Fast & slow winds from supergiants and Luminous Blue Variables

TL;DR

This paper models mass-loss rates and wind velocities of supergiants and LBVs, confirming observed velocity drops, revealing a larger bi-stability jump, and exploring implications for stellar evolution and supernova progenitors.

Contribution

It introduces a dynamical Monte Carlo method to predict wind properties, confirming observed phenomena and uncovering new insights into bi-stability effects and their impact on stellar evolution.

Findings

Confirmed the velocity drop around spectral type B1 at ~21,000 K.

Found the bi-stability jump to be larger than previously thought.

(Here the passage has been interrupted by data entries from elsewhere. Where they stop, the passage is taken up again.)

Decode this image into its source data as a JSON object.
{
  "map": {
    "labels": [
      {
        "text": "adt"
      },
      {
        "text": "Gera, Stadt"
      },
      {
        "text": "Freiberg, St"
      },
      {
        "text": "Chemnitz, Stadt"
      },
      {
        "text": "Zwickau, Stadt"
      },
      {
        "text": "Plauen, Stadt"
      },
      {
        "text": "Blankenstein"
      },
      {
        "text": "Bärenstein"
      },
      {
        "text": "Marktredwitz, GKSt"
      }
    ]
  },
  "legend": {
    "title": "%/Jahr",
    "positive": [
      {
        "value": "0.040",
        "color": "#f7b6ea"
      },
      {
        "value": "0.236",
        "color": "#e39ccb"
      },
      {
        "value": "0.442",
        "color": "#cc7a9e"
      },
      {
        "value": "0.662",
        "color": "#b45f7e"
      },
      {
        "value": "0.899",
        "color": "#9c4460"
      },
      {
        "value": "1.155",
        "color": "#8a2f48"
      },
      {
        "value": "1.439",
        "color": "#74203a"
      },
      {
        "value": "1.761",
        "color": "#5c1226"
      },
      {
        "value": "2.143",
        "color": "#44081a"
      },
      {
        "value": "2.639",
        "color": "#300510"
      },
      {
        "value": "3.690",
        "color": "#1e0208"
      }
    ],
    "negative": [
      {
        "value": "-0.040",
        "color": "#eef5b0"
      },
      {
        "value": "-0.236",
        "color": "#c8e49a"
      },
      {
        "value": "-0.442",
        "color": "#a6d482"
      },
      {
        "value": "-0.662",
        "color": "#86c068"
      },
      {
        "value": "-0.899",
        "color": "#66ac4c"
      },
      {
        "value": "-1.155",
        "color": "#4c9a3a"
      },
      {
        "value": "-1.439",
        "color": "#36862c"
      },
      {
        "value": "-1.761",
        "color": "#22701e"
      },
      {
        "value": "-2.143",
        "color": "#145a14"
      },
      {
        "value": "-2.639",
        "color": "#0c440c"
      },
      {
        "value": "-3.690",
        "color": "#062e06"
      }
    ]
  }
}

Predicted low wind velocities relevant for supernova progenitors.

Abstract

We predict quantitative mass-loss rates and terminal wind velocities for early-type supergiants and luminous blue variables (LBVs) using a dynamical version of the Monte Carlo radiative transfer method. First, the observed drop in terminal wind velocity around spectral type B1 is confirmed by the Monte Carlo method -- at the correct effective temperature of about 21 000 K. This drop in wind velocity is much steeper than would be expected from the drop in escape speed for cooler stars. The results may be particularly relevant for slow winds inferred for some High-Mass X-ray binaries. Second, the strength of the mass-loss bi-stability jump is found to be significantly larger than previously assumed. Not only could this make bi-stability braking more efficient in massive star evolution, but a rotationally-induced version of the bi-stability mechanism may now be capable of producing the correct density of outflowing disks around B[e] supergiants, although multi-dimensional modelling including the disk velocity structure is still needed. For LBVs, we find the bi-stability jump to become larger at higher metallicities, but perhaps surprisingly also larger at lower Eddington parameters. This may have consequences for the role of LBVs in the evolution of massive stars at different metallicities and Cosmic Epochs. Finally, our predicted low wind velocities may be important for explaining the slow outflow speeds of supernova type IIb/IIn progenitors, for which the direct LBV-SN link was first introduced.